Posted by Paribha Vashist in Society
April 13, 2018

It’s been 10 years now that I have been living in Delhi. Yet it never ceases to amaze me. A city marked by multi-storied buildings and big mansions is simultaneously characterised by broken sewage pipes, endless slums and their decrepit conditions. Author Arvind Adiga very rightly said, “Delhi is the capital of not one, but two countries – two Indias. The Light and the Darkness both flow into Delhi.”

Have you ever wondered why people flock buses and trains from far-off villages to reach this city? Is it because they have the desire to live in posh areas amidst the fuming air? No, it is only because Delhi, to them, is a utopian place to seek opportunities – job opportunities in particular. If someone were to ask me what the true Delhi culture is, I would have no definite answer. Delhi is nothing without its people – it is prospering only because of the amalgamation of cultures and societies that are conspicuously found here. From its associations to Indraprastha, the city of the Pandavas, to being home to the Mughal emperors and the capital of the Britishers, Delhi is an apt representation of heritage – and this is very well reflected in its architectural designs. Tourists bustle the streets to visit the Purana Qila, the Jama Masjid and the Laxminarayan temple, to go to Chandni Chowk to satisfy their shopping cravings, paranthe wali gali to taste the delectable paranthas amidst the pungent aroma of sputtering spices, or the market of Daryaganj to witness the enormity of the book stacks with the essence of vanilla wafting the air. But this is just one side to Delhi.

To the southwest of this city, you will find yet another city, which can be described as the New York of India or the Gurugram (Gurgaon) of Haryana. From each corner of your eye, you witness the construction of magnanimous buildings, countless apartments, intricately designed malls, hotels and bases of multinational companies which seem to cross the limits of the sky. The technological developments taking place here are something to marvel at. However, hidden behind this blossoming city is a darkness or a gloomy truth: innumerable slums are demolished for the ‘beautification’ of this city, the helpless poor are displaced from their makeshift shelters, forcing them to adapt to the vulnerable side of this city. Gurgaon is regarded as a city with rapid urbanisation and rising incomes, which have led to a sprawl of office buildings and luxury apartments. Yet, it is infamous for its quotidian traffic jams and its water-logged roads during the rains. All the fantasised versions of the city – the luxuriant settings and tranquil lives – veil the harsh reality.

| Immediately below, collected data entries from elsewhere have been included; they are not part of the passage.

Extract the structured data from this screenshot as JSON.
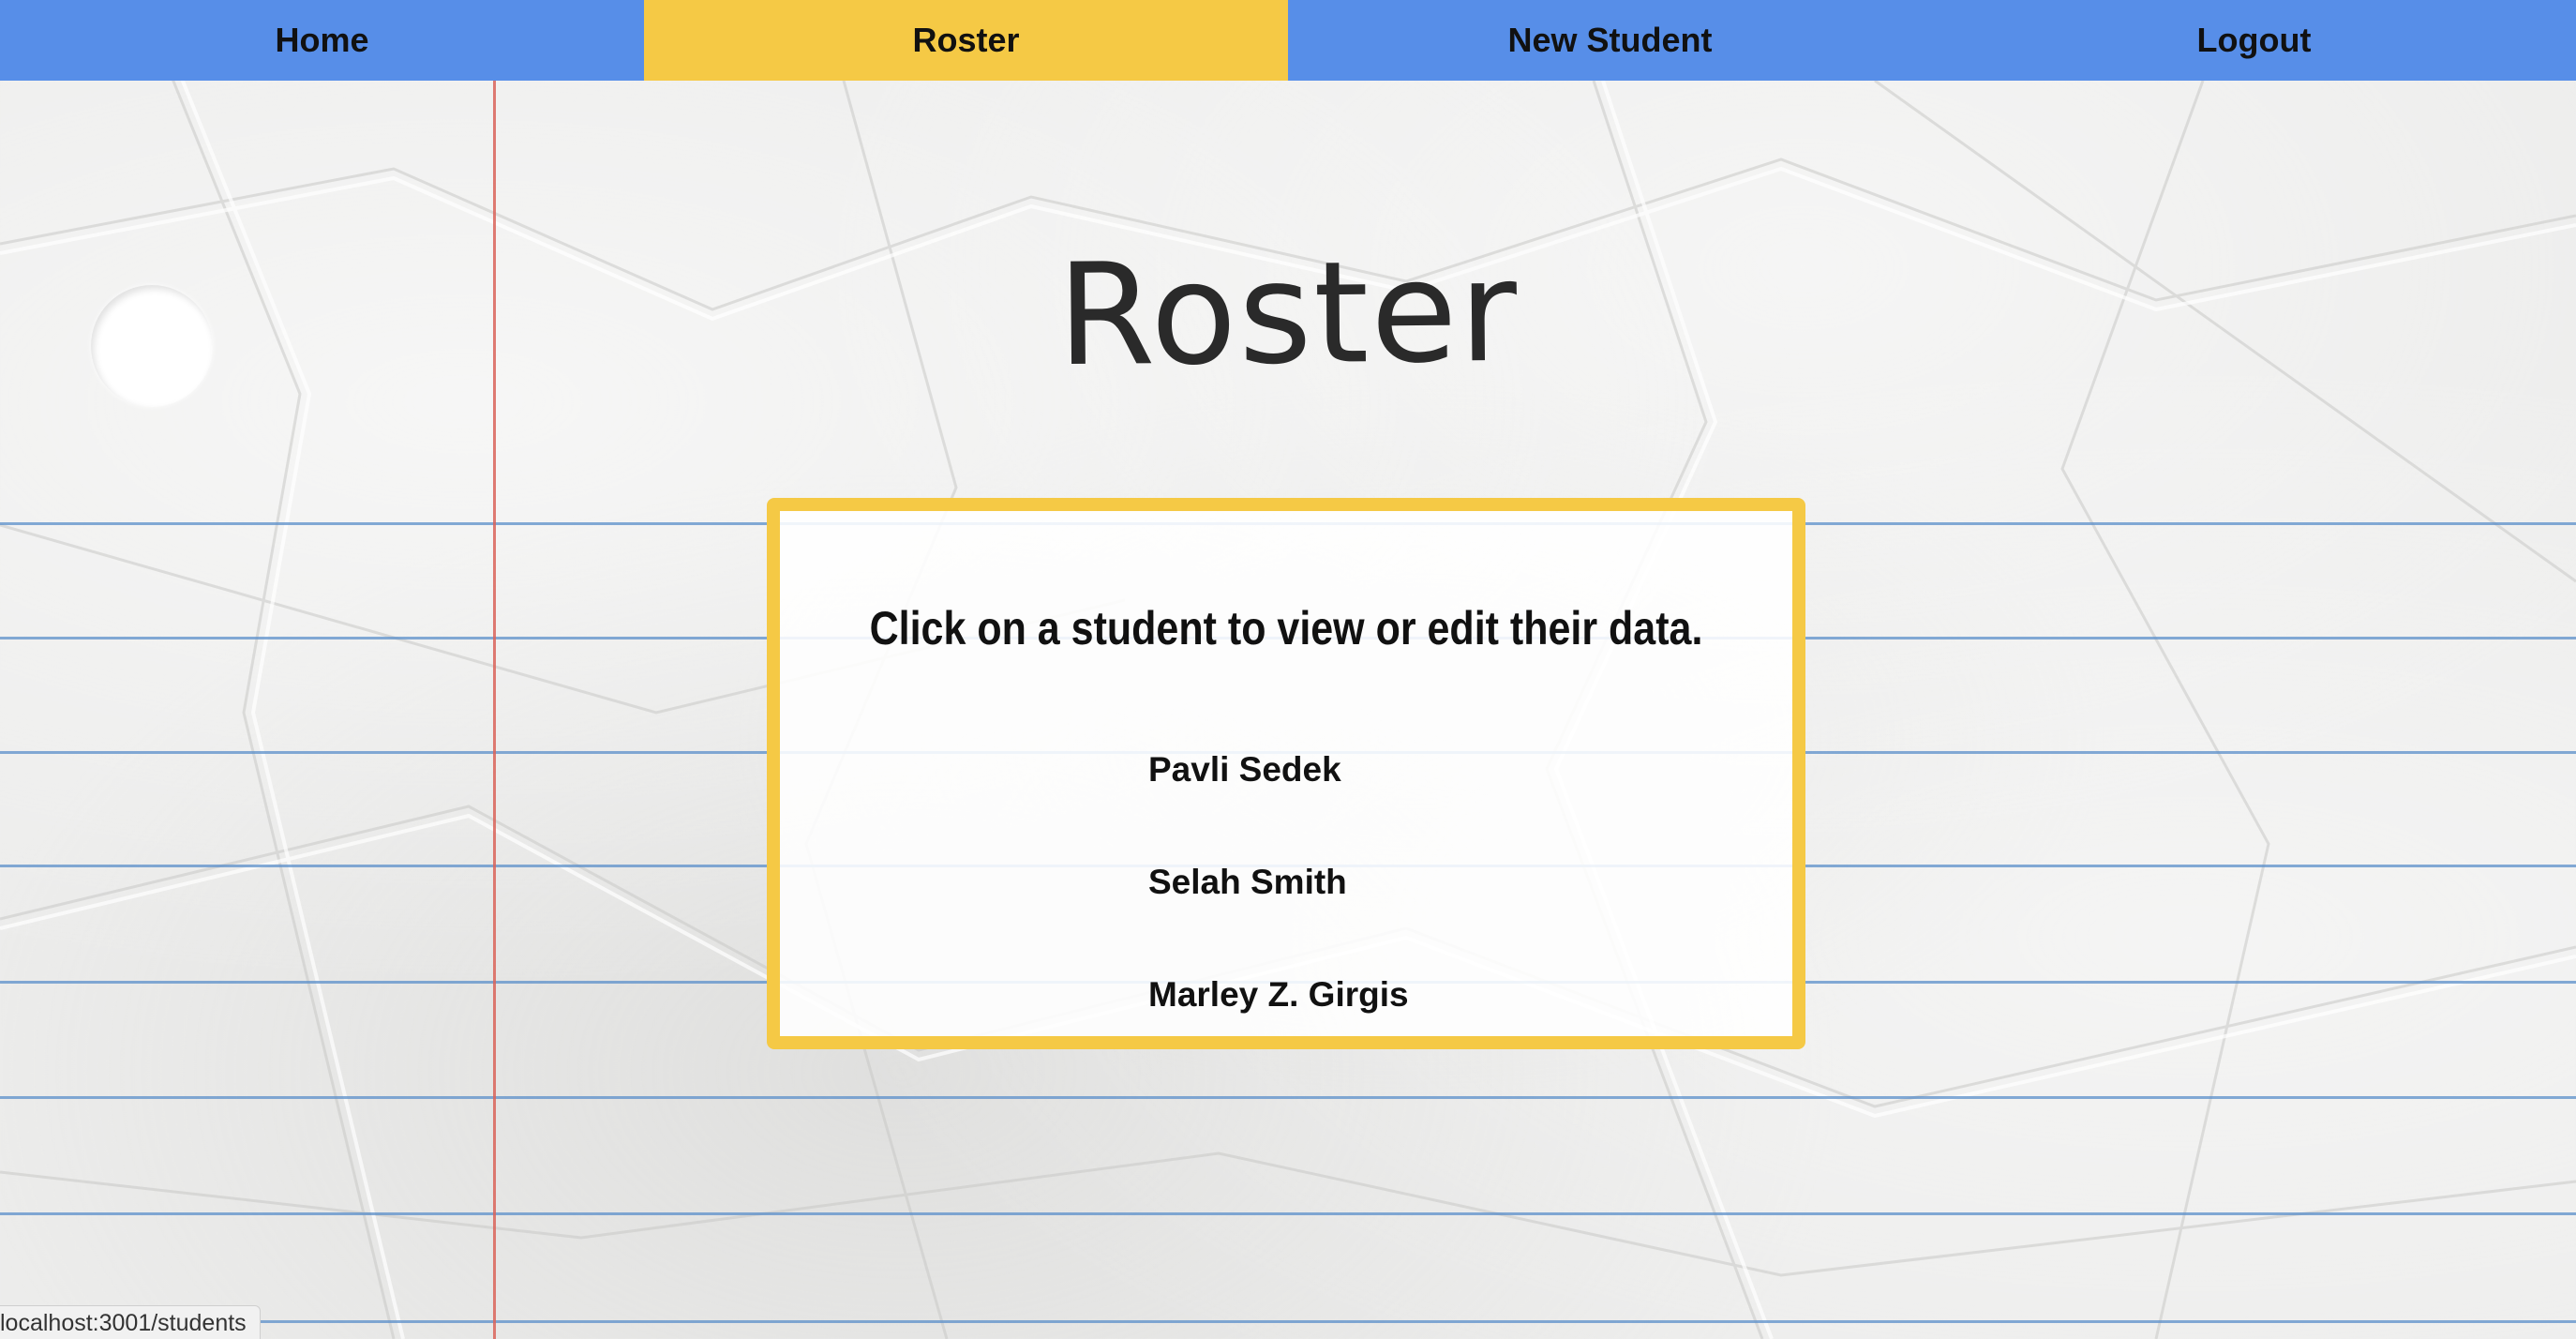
{
  "nav": {
    "items": [
      {
        "label": "Home",
        "active": false
      },
      {
        "label": "Roster",
        "active": true
      },
      {
        "label": "New Student",
        "active": false
      },
      {
        "label": "Logout",
        "active": false
      }
    ]
  },
  "page": {
    "title": "Roster"
  },
  "card": {
    "instructions": "Click on a student to view or edit their data.",
    "students": [
      {
        "name": "Pavli Sedek"
      },
      {
        "name": "Selah Smith"
      },
      {
        "name": "Marley Z. Girgis"
      }
    ]
  },
  "status_bar": {
    "url": "localhost:3001/students"
  },
  "colors": {
    "nav_background": "#578ee8",
    "nav_active": "#f5c945",
    "card_border": "#f5c945",
    "ruled_line": "#5b8fc9",
    "margin_line": "#d9645a"
  }
}
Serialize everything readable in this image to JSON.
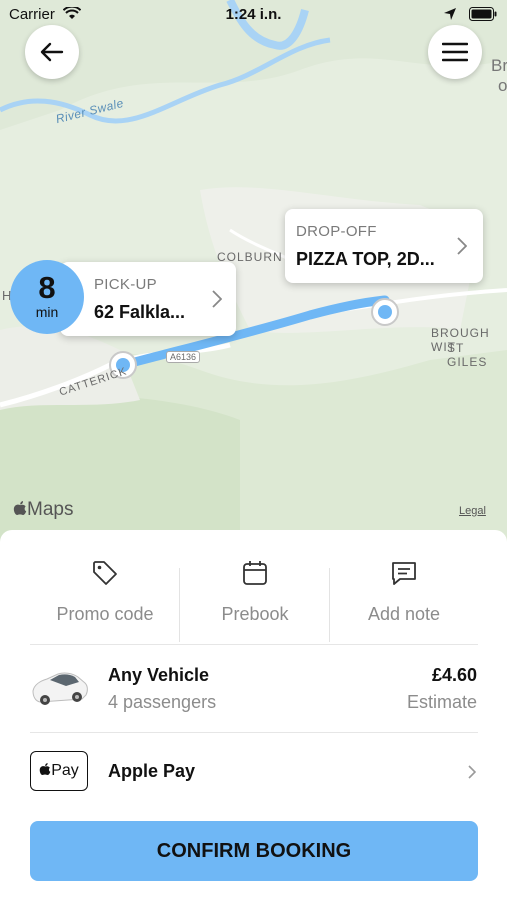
{
  "status_bar": {
    "carrier": "Carrier",
    "time": "1:24 i.n."
  },
  "map": {
    "place_labels": {
      "river": "River Swale",
      "colburn": "COLBURN",
      "brough": "BROUGH WIT",
      "st_giles": "ST GILES",
      "catterick": "CATTERICK",
      "road": "A6136",
      "edge_top": "Br",
      "edge_top2": "o",
      "edge_left": "H"
    },
    "attribution": "Maps",
    "legal": "Legal",
    "eta": {
      "value": "8",
      "unit": "min"
    },
    "pickup": {
      "label": "PICK-UP",
      "value": "62 Falkla..."
    },
    "dropoff": {
      "label": "DROP-OFF",
      "value": "PIZZA TOP, 2D..."
    },
    "route_color": "#6fb7f5"
  },
  "actions": [
    {
      "label": "Promo code",
      "icon": "tag-icon"
    },
    {
      "label": "Prebook",
      "icon": "calendar-icon"
    },
    {
      "label": "Add note",
      "icon": "note-icon"
    }
  ],
  "vehicle": {
    "name": "Any Vehicle",
    "passengers": "4 passengers",
    "price": "£4.60",
    "price_note": "Estimate"
  },
  "payment": {
    "badge": "Pay",
    "method": "Apple Pay"
  },
  "confirm_label": "CONFIRM BOOKING",
  "accent_color": "#6fb7f5"
}
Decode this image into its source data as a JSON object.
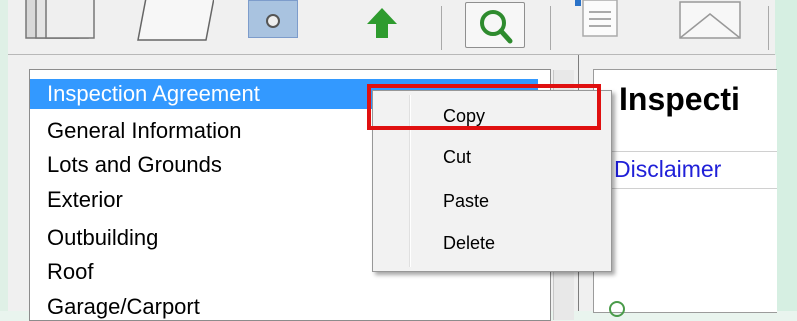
{
  "tree": {
    "items": [
      "Inspection Agreement",
      "General Information",
      "Lots and Grounds",
      "Exterior",
      "Outbuilding",
      "Roof",
      "Garage/Carport"
    ],
    "selected_index": 0
  },
  "context_menu": {
    "items": [
      "Copy",
      "Cut",
      "Paste",
      "Delete"
    ]
  },
  "right_panel": {
    "title": "Inspecti",
    "subtab": "Disclaimer"
  },
  "colors": {
    "selection": "#3399ff",
    "highlight_box": "#e01010",
    "link_text": "#2020d8",
    "accent_green": "#2e9b2e"
  }
}
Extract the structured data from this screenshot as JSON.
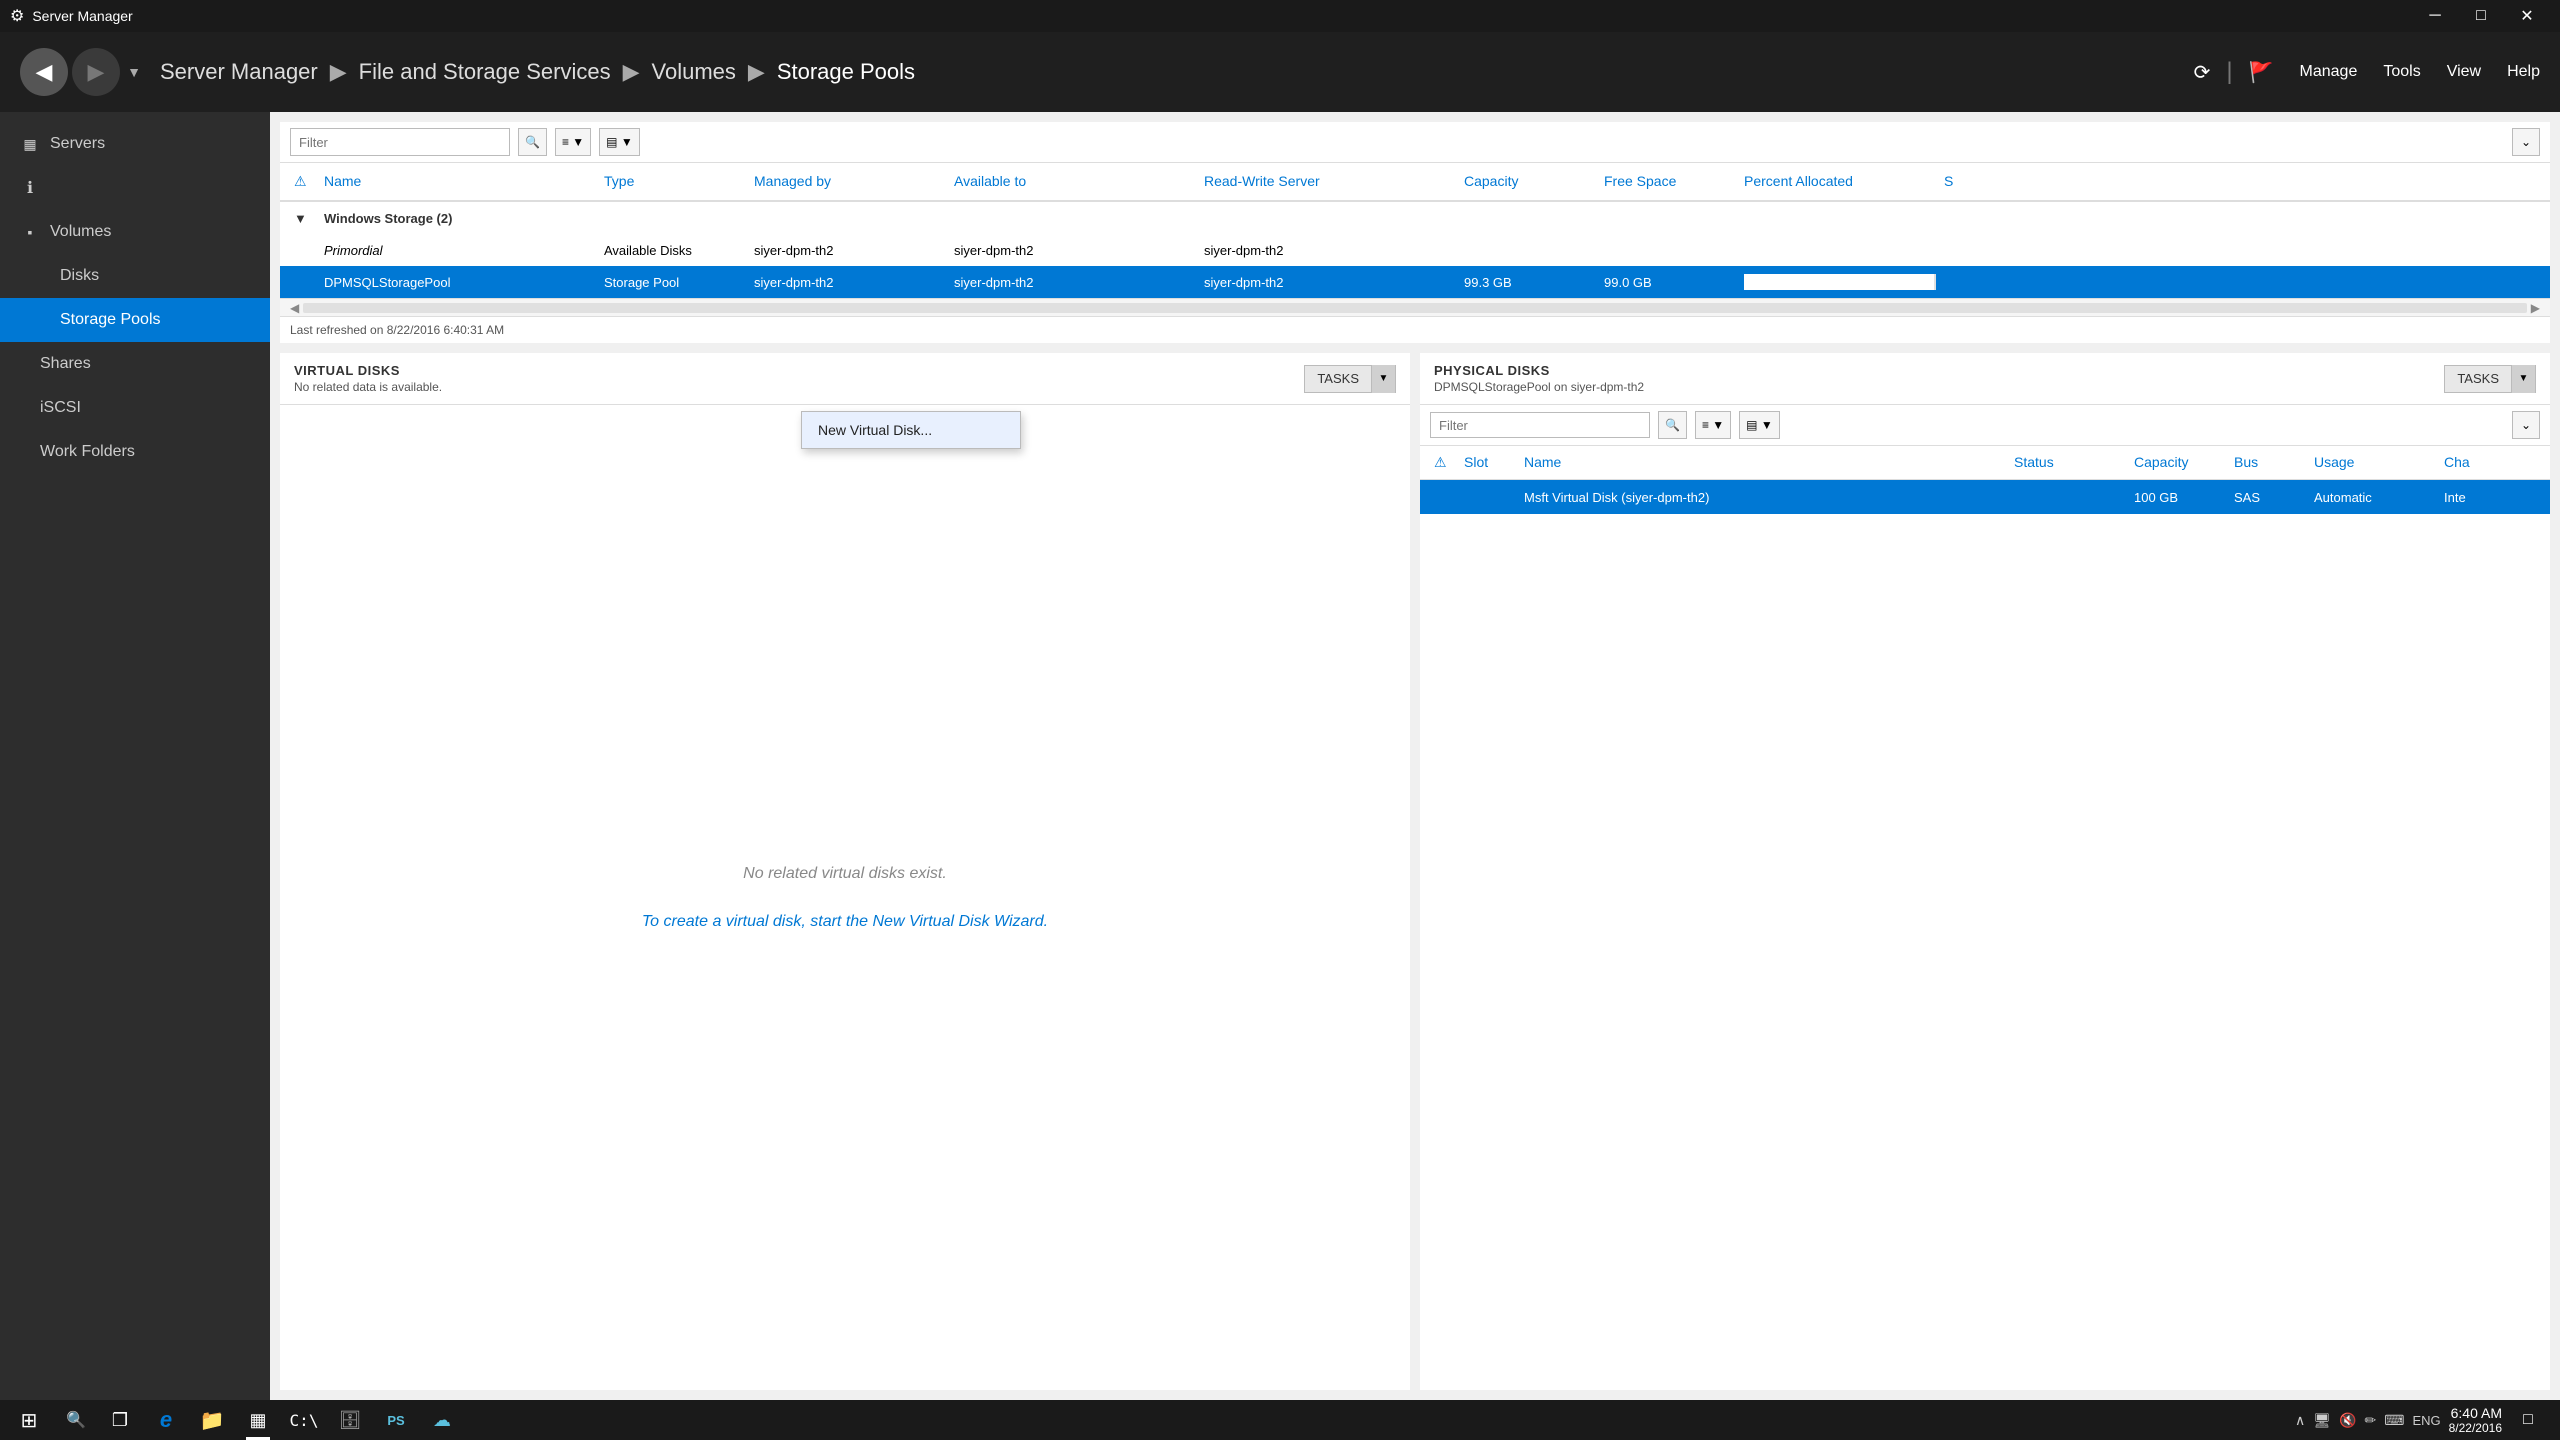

If you were to go behind any construction site, you would see construction workers and their families dog-tired from the day’s work, carrying more head-load than what is conceivable, striving to summon every ounce of strength, and starving all day just to feed their children. They have more or less come to terms with their abject poverty. This holds just as true for the city of Delhi – behind every lavish area, you are likely to find a filthy occupation of the people who have no other place to live. For example, adjacent to the posh American Embassy lies the destitute Vivekananda slum. This stark contrast is just as hard for me, a resident of Delhi, to comprehend – as it is for new visitors.

Delhi, Gurugram, Mumbai, Chennai and almost every other city in India stands as an example for this appalling prevalence of inequality and the contradictory nature of development. Even though the poor form the lifeline of the economy and meet the burgeoning demands of the privileged classes, the quality of their lives is not much valued. From maids, cooks, drivers, gardeners to hawkers and guards, they are the true heroes of Delhi. Otherwise, this city would have collapsed.